7. When he flees Cyprus, Kostas writes to Defne, “I’ve been thinking that you are my country” (page 183). The separation experienced by many migrants is intensified by the traumatic events on Cyprus, though, creating a chasm between those who leave and those who stay. How do Kostas and Defne struggle to understand each other when they reunite?
8. The fig tree declares that “First-generation immigrants are a species all their own” (page 23). How do the characters try to connect with the country of their birth, while making a life in a new land? If you’ve ever moved away from the place where you grew up, how have you found yourself seeking connections with home?
9. Ada “felt like I was screaming at everyone – everything” (page 175). When the video goes viral on social media, strangers around the world respond by posting footage of their own screams. What do you think they were trying to express with their hashtag #CanYouHearMeNow? What are your thoughts on social media trends that give a voice to people who might not otherwise be heard?
10. Meryem thinks a djinn might have caused Ada’s outburst at school, but Ada is sceptical. Meryem responds, “Maybe we give other names to grief because we are too scared to call it by its name” (page 247). Do you think it can sometimes feel intimidating to admit to grief, and has this changed during the pandemic? Have you ever dealt with your own loss in unconventional ways?

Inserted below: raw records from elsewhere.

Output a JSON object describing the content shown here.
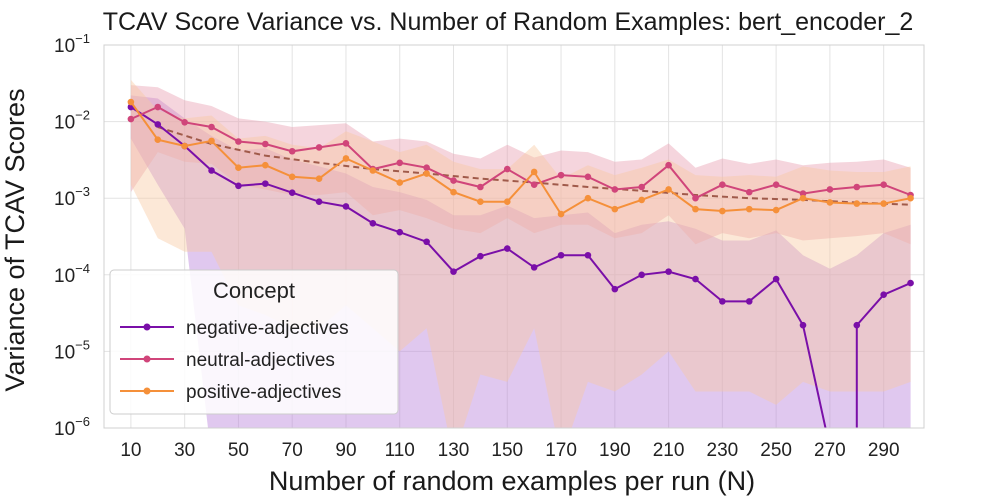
{
  "chart_data": {
    "type": "line",
    "title": "TCAV Score Variance vs. Number of Random Examples: bert_encoder_2",
    "xlabel": "Number of random examples per run (N)",
    "ylabel": "Variance of TCAV Scores",
    "yscale": "log",
    "ylim": [
      1e-06,
      0.1
    ],
    "xlim": [
      0,
      305
    ],
    "grid": true,
    "x": [
      10,
      20,
      30,
      40,
      50,
      60,
      70,
      80,
      90,
      100,
      110,
      120,
      130,
      140,
      150,
      160,
      170,
      180,
      190,
      200,
      210,
      220,
      230,
      240,
      250,
      260,
      270,
      280,
      290,
      300
    ],
    "x_tick_values": [
      10,
      30,
      50,
      70,
      90,
      110,
      130,
      150,
      170,
      190,
      210,
      230,
      250,
      270,
      290
    ],
    "x_tick_labels": [
      "10",
      "30",
      "50",
      "70",
      "90",
      "110",
      "130",
      "150",
      "170",
      "190",
      "210",
      "230",
      "250",
      "270",
      "290"
    ],
    "y_ticks": [
      {
        "value": 0.1,
        "base": "10",
        "exp": "−1"
      },
      {
        "value": 0.01,
        "base": "10",
        "exp": "−2"
      },
      {
        "value": 0.001,
        "base": "10",
        "exp": "−3"
      },
      {
        "value": 0.0001,
        "base": "10",
        "exp": "−4"
      },
      {
        "value": 1e-05,
        "base": "10",
        "exp": "−5"
      },
      {
        "value": 1e-06,
        "base": "10",
        "exp": "−6"
      }
    ],
    "series": [
      {
        "name": "negative-adjectives",
        "color": "#7a0fa8",
        "band_color": "#b57bd9",
        "values": [
          0.0155,
          0.0092,
          0.0048,
          0.0023,
          0.00145,
          0.00155,
          0.00118,
          0.0009,
          0.00078,
          0.00047,
          0.00036,
          0.00027,
          0.00011,
          0.000175,
          0.00022,
          0.000125,
          0.00018,
          0.00018,
          6.5e-05,
          0.0001,
          0.00011,
          8.8e-05,
          4.5e-05,
          4.5e-05,
          8.8e-05,
          2.2e-05,
          null,
          2.2e-05,
          5.5e-05,
          7.8e-05
        ],
        "band_upper": [
          0.022,
          0.02,
          0.011,
          0.0065,
          0.0042,
          0.0045,
          0.0032,
          0.0026,
          0.0021,
          0.0014,
          0.0012,
          0.00095,
          0.0006,
          0.0006,
          0.0008,
          0.00055,
          0.0006,
          0.00065,
          0.00035,
          0.00045,
          0.0005,
          0.0004,
          0.00028,
          0.00028,
          0.00038,
          0.00018,
          0.00012,
          0.00018,
          0.00035,
          0.00045
        ],
        "band_lower": [
          0.006,
          0.0015,
          0.0004,
          null,
          null,
          null,
          null,
          null,
          null,
          null,
          null,
          null,
          null,
          null,
          null,
          null,
          null,
          null,
          null,
          null,
          null,
          null,
          null,
          null,
          null,
          null,
          null,
          null,
          null,
          null
        ]
      },
      {
        "name": "neutral-adjectives",
        "color": "#d0457a",
        "band_color": "#e89aae",
        "values": [
          0.0108,
          0.0155,
          0.0098,
          0.0085,
          0.0055,
          0.0051,
          0.0041,
          0.0046,
          0.0052,
          0.0024,
          0.0029,
          0.0025,
          0.0017,
          0.0014,
          0.0024,
          0.0015,
          0.002,
          0.0019,
          0.0013,
          0.0014,
          0.0027,
          0.001,
          0.0015,
          0.0012,
          0.0015,
          0.00115,
          0.0013,
          0.0014,
          0.0015,
          0.0011
        ],
        "band_upper": [
          0.03,
          0.028,
          0.019,
          0.016,
          0.011,
          0.01,
          0.0085,
          0.009,
          0.0095,
          0.0055,
          0.006,
          0.0055,
          0.0038,
          0.0033,
          0.005,
          0.0034,
          0.0042,
          0.004,
          0.003,
          0.0032,
          0.0052,
          0.0025,
          0.0033,
          0.0028,
          0.0032,
          0.0027,
          0.0029,
          0.003,
          0.0032,
          0.0025
        ],
        "band_lower": [
          0.0012,
          0.004,
          0.003,
          0.0028,
          0.0015,
          0.0013,
          0.0011,
          0.0011,
          0.0012,
          0.0006,
          0.0007,
          0.00055,
          0.0004,
          0.00035,
          0.00055,
          0.00035,
          0.00045,
          0.00045,
          0.0003,
          0.00035,
          0.0006,
          0.00025,
          0.00035,
          0.0003,
          0.00035,
          0.00028,
          0.0003,
          0.00032,
          0.00035,
          0.00025
        ]
      },
      {
        "name": "positive-adjectives",
        "color": "#f5903a",
        "band_color": "#f8c8a0",
        "values": [
          0.018,
          0.0058,
          0.0048,
          0.0056,
          0.0025,
          0.0027,
          0.0019,
          0.0018,
          0.0033,
          0.0023,
          0.0016,
          0.0021,
          0.0012,
          0.0009,
          0.0009,
          0.0022,
          0.00062,
          0.001,
          0.00072,
          0.00095,
          0.0013,
          0.00072,
          0.00068,
          0.00072,
          0.0007,
          0.001,
          0.00088,
          0.00085,
          0.00085,
          0.001
        ],
        "band_upper": [
          0.035,
          0.014,
          0.011,
          0.012,
          0.006,
          0.0065,
          0.005,
          0.0045,
          0.0075,
          0.0055,
          0.004,
          0.005,
          0.003,
          0.0024,
          0.0024,
          0.005,
          0.0018,
          0.0027,
          0.002,
          0.0025,
          0.0032,
          0.002,
          0.0019,
          0.002,
          0.0019,
          0.0026,
          0.0023,
          0.0022,
          0.0022,
          0.0026
        ],
        "band_lower": [
          0.0015,
          0.0003,
          0.0002,
          0.0002,
          4e-05,
          3e-05,
          2e-05,
          2e-05,
          4e-05,
          2e-05,
          1e-05,
          2e-05,
          null,
          5e-06,
          4e-06,
          2e-05,
          null,
          4e-06,
          3e-06,
          5e-06,
          1e-05,
          3e-06,
          3e-06,
          3e-06,
          2e-06,
          4e-06,
          3e-06,
          3e-06,
          3e-06,
          4e-06
        ]
      }
    ],
    "trend": {
      "name": "trend",
      "color": "#a05a4a",
      "style": "dashed",
      "x": [
        20,
        40,
        60,
        80,
        100,
        120,
        140,
        160,
        180,
        200,
        220,
        240,
        260,
        280,
        300
      ],
      "values": [
        0.0085,
        0.0051,
        0.0036,
        0.0029,
        0.0024,
        0.0021,
        0.0018,
        0.0016,
        0.0014,
        0.00125,
        0.0011,
        0.001,
        0.00095,
        0.00088,
        0.00082
      ]
    },
    "legend": {
      "title": "Concept",
      "location": "lower-left",
      "entries": [
        "negative-adjectives",
        "neutral-adjectives",
        "positive-adjectives"
      ]
    }
  }
}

11. Ada blames her mother for not loving her family enough to survive, but Kostas argues that – like a girdled tree that is “strangled by its own roots” – Defne was plagued with an invisible illness that wouldn’t allow her to heal from the past (page 334). What do you think? And how does society treat those dealing with emotional pain, compared to those who suffer from physical disease and injury?
12. Does the book inspire you to go to Cyprus?